In the greenhouse, our tomatoes are now as tall as we are, and we are seeing the first fruit start to ripen!

Large Share pictured: 2 onions, 2 banana peppers, 2 bell peppers, 2 summer squash, 2 bags peas, 2 bags mixed greens, 2 bags lettuce mix, 2 kohlrabi, 2 bunches herbs. 

Small Share pictured: 1 banana pepper, 1 bell pepper, 1 kohlrabi, 1 onion, 1 bunch herbs, 1 bag lettuce mix, 1 bag greens mix, 1 summer squash, 1 bag of peas

Farmer Figgins will be at the Portland Farmers Market Saturday 8-12, and the Trufant auction and market on Thursday from 7-12 selling plant starts, herbal tea, books, handmade journals, pasture raised eggs, and more! 


New this week is the first of our peppers! Banana peppers are not very hot and are great in proscuitto and cheese or in a sandwich. We also have the first of our bell peppers, the purple beauty variety which are usually the smallest fruits, with a terrific sweet flavor. 


New this week are the first onions from our greenhouse. You can beat the smell of onion cooked up with butter or olive oil and garlic!

Summer Squash 

New this week are the first of our summer squash.  Try these sautéed or grilled with our carbonara recipe!

Snap Peas

More of our snap peas this week. They haven't been dealing well with the heat and dry conditions, so enjoy them while we have them! Enjoy these on your salad this week, or add to a stir fry or just snack on them by themselves. 


More giant kohlrabi again this week! The word Kohlrabi is German for cabbage turnip, and it can be eaten raw or cooked. We usually eat them raw, just peel off the skin and slice them like an apple and sprinkle with a little salt or dip in your favorite dressing and enjoy! They're also great raw on a salad, or roasted, or baked. They are also popular in Indian food, in dishes like Kohlrabi Curry.

Kohlrabi Curry

Roasted Kohlrabi

Butter-Braised Kohlrabi 

Mixed Greens-Mizzuna, Mustard, Arugula, Swiss Chard, French Sorrel, Romaine

We have a mix of some of our more unusual greens again this week. This is great by itself or mixed with the lettuce mix. If you find the greens too hot, try cooking them down a bit by braising, sautéing, or steaming. 

Lettuce Mix

Our favorite lettuce mix variety from Johnny Seeds, this is a mix of green oak leaf, red oak leaf, green romaine, red romain, lollo rossa, and red leaf lettuces that always gets rave reviews from our customers.  

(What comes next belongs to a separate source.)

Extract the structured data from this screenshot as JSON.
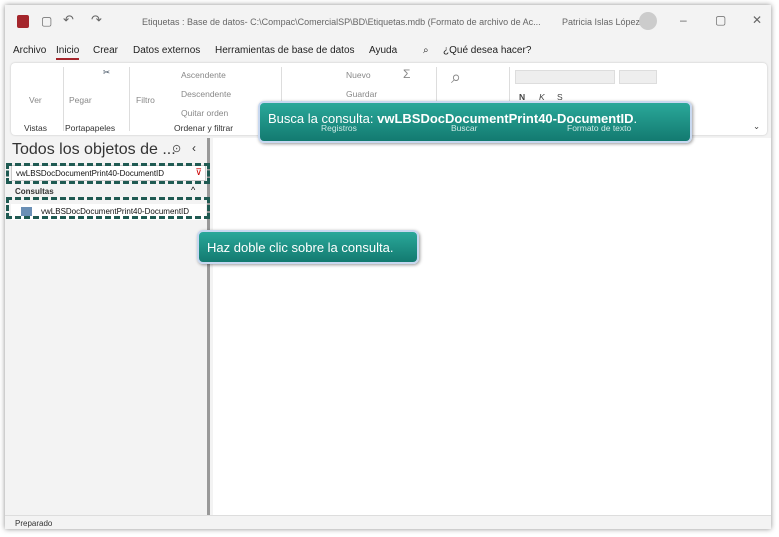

 For herbs this week we have the Italian favorites oregano and basil. Try a oregano pizza crust with basil topping, or check out the  below Herb Cooksmart Guide. 

To preserve your herbs you can hang them to dry out of the sun and rain where there is good air flow until dry, then crumble into a paper bag and transfer to a storage container.